For AIBOMs, the pressure comes from the EU AI Act. It entered into force on 1 August 2024, with most obligations applying from 2 August 2026 and the high-risk system rules following later. It does not use the word "AIBOM," but it requires providers of high-risk systems to keep detailed technical documentation covering the models, the training data, and the risk measures. An AIBOM is the structured artifact that holds that information and keeps it current.
Do you really need both?
If you ship software, yes to the SBOM. If that software loads or calls AI, yes to the AIBOM too. They do not overlap enough to skip one. The SBOM answers "what code are we running," the AIBOM answers "what AI are we running," and an auditor or an incident will eventually ask both.
The good news is you do not need two separate programs. CycloneDX supports both a standard SBOM and an ML-BOM (its name for an AIBOM) that represents models, datasets, and configurations with provenance. One format, one toolchain.
If you are starting from scratch, generate the SBOM first since the tooling is mature, then layer the AIBOM on the same scan rather than running a separate AI audit by hand.
How O3 produces both from one scan
O3 reads your codebase the way a reviewer would.
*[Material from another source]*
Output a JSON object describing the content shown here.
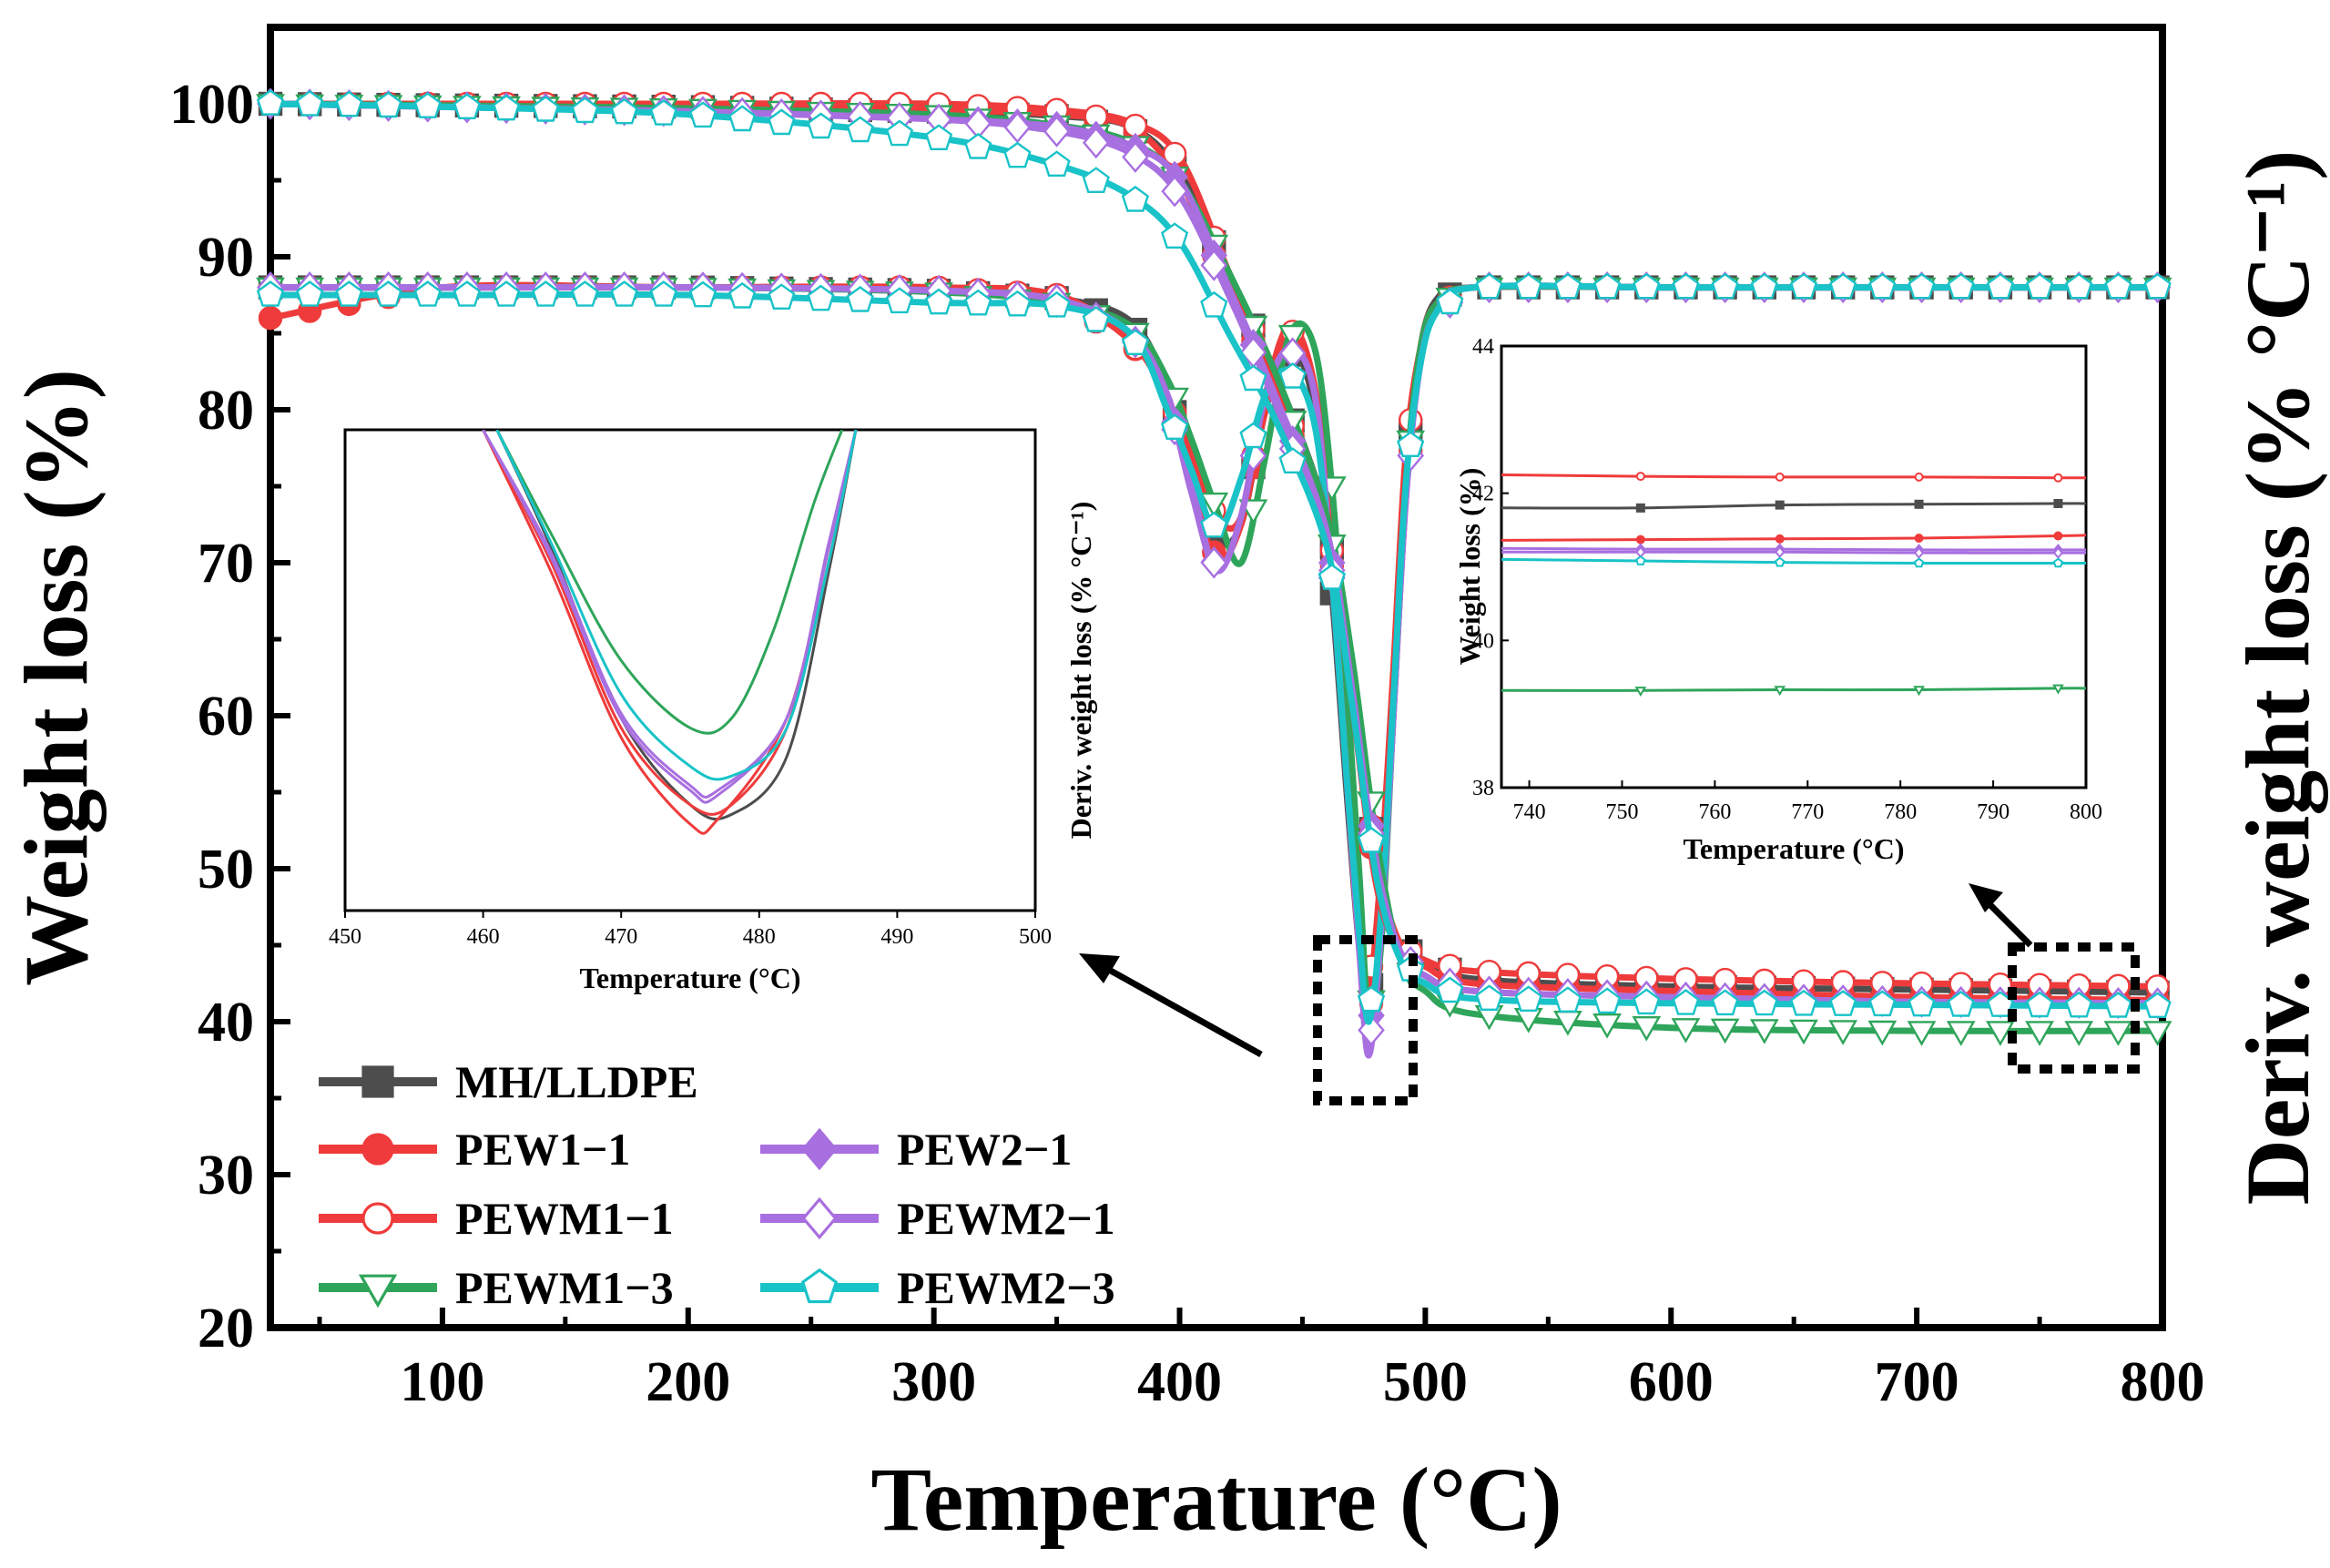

The same pass that builds the SBOM also picks up AI library imports, model config and environment variables, weight files, and the outbound API calls your code makes. Each AI component lands in the AIBOM with its provider, version, and where it is used, alongside a risk tier for the system.
It runs in CI (GitHub Actions, GitLab, Jenkins, or the CLI), so both inventories regenerate on every build instead of going stale the moment someone adds a model or a package. You get the code supply chain and the AI supply chain from one place.